Scholars are inited to submit paper proposals, focusing on how russia’s war against Ukraine has reshaped working lives, labor, and forms of agency since 2014, particularly after the full-scale invasion in 2022.
Submission deadline: 20 February 2026
Organized by the French-German Centre Marc Bloch in Berlin, the ZOiS and the KIU Competence Network Interdisciplinary Ukrainian Studies Frankfurt (Oder) – Berlin, the workshop aims to foster dialogue between scholars working in different national, disciplinary, and methodological traditions, and to connect empirical research on Ukraine with broader debates on war, labor, migration, and democracy in Europe. It prioritizes research based on fieldwork (interviews, observations, ethnography), whether qualitative or mixed (including quantitative data). Its overarching objective is to make visible lives, places, and biographies, highlighting how labor, migration, gender, and violence intersect in individual strategies, forms of adaptation, and everyday resistance to war-induced constraints.

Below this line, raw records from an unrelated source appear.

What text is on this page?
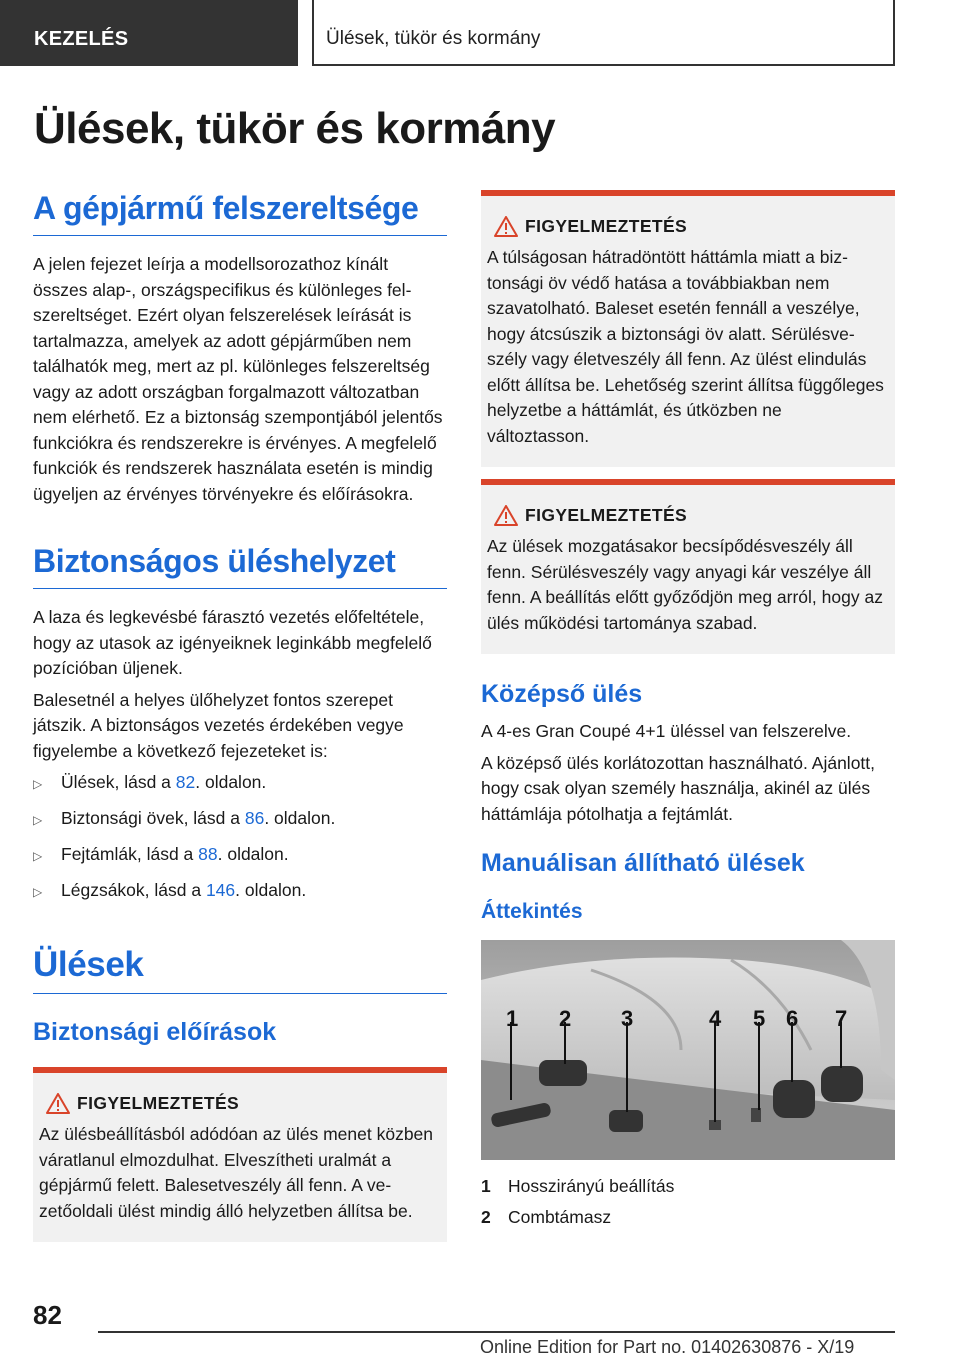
KEZELÉS	Ülések, tükör és kormány
Ülések, tükör és kormány
A gépjármű felszereltsége

A jelen fejezet leírja a modellsorozathoz kínált összes alap-, országspecifikus és különleges felszereltséget. Ezért olyan felszerelések leírását is tartalmazza, amelyek az adott gépjárműben nem találhatók meg, mert az pl. különleges felszereltség vagy az adott országban forgalmazott változatban nem elérhető. Ez a biztonság szempontjából jelentős funkciókra és rendszerekre is érvényes. A megfelelő funkciók és rendszerek használata esetén is mindig ügyeljen az érvényes törvényekre és előírásokra.

Biztonságos üléshelyzet

A laza és legkevésbé fárasztó vezetés előfeltétele, hogy az utasok az igényeiknek leginkább megfelelő pozícióban üljenek.

Balesetnél a helyes ülőhelyzet fontos szerepet játszik. A biztonságos vezetés érdekében vegye figyelembe a következő fejezeteket is:

▷	Ülések, lásd a 82. oldalon.
▷	Biztonsági övek, lásd a 86. oldalon.
▷	Fejtámlák, lásd a 88. oldalon.
▷	Légzsákok, lásd a 146. oldalon.
Ülések
Biztonsági előírások
FIGYELMEZTETÉS
Az ülésbeállításból adódóan az ülés menet közben váratlanul elmozdulhat. Elveszítheti uralmát a gépjármű felett. Balesetveszély áll fenn. A vezetőoldali ülést mindig álló helyzetben állítsa be.
FIGYELMEZTETÉS
A túlságosan hátradöntött háttámla miatt a biztonsági öv védő hatása a továbbiakban nem szavatolható. Baleset esetén fennáll a veszélye, hogy átcsúszik a biztonsági öv alatt. Sérülésveszély vagy életveszély áll fenn. Az ülést elindulás előtt állítsa be. Lehetőség szerint állítsa függőleges helyzetbe a háttámlát, és útközben ne változtasson.
FIGYELMEZTETÉS
Az ülések mozgatásakor becsípődésveszély áll fenn. Sérülésveszély vagy anyagi kár veszélye áll fenn. A beállítás előtt győződjön meg arról, hogy az ülés működési tartománya szabad.
Középső ülés

A 4-es Gran Coupé 4+1 üléssel van felszerelve.

A középső ülés korlátozottan használható. Ajánlott, hogy csak olyan személy használja, akinél az ülés háttámlája pótolhatja a fejtámlát.

Manuálisan állítható ülések
Áttekintés
1 2 3	4 5 6 7
1 Hosszirányú beállítás
2 Combtámasz
82
Online Edition for Part no. 01402630876 - X/19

Proposals may focus on, but are not limited to, the following topics:
Economic Geography under Fire
How has the war transformed Ukraine’s economic geography, including the relocation of activities from occupied or threatened areas, the emergence of rear-area economies, and the persistence or reinforcement of metropolitan labor markets?
Agricultural Work in a War Zone
How has the inaccessibility and dangerousness of farmland (occupation, mining, front-line proximity) reshaped agricultural labor, seasonal work, and rural livelihoods?
War Injuries, Disability, War-related vulnerabilities: What are the actual employment conditions and future prospects for war veterans with physical and psychological disabilities? For internal displaced workers? How mobilization and migration related to the war have renewed internal demand for paid care work related to the elderly? For work on reconstruction sites?
War-related Migration and Labor Markets
How does pre-war labor migration interact with war-induced migration under EU temporary protection? How do internal labor mobility and forced internal displacement compete or overlap?
How have war and geopolitics reshaped labor migration trajectories previously oriented toward the russian Federation? What professional and geographic reconfigurations have emerged since 2014 and even more since 2022?
Labor Shortages and Recruitment Strategies
How do local actors respond to labor shortages caused by mobilization and emigration? What are the prospects for non-European foreign labor in sectors under pressure (construction, logistics, agriculture, etc.)?
Organised by Centre Marc Bloch (Berlin), ZOiS – Centre for East European and International Studies, KIU – Competence Network Interdisciplinary Ukrainian Studies Frankfurt (Oder)–Berlin.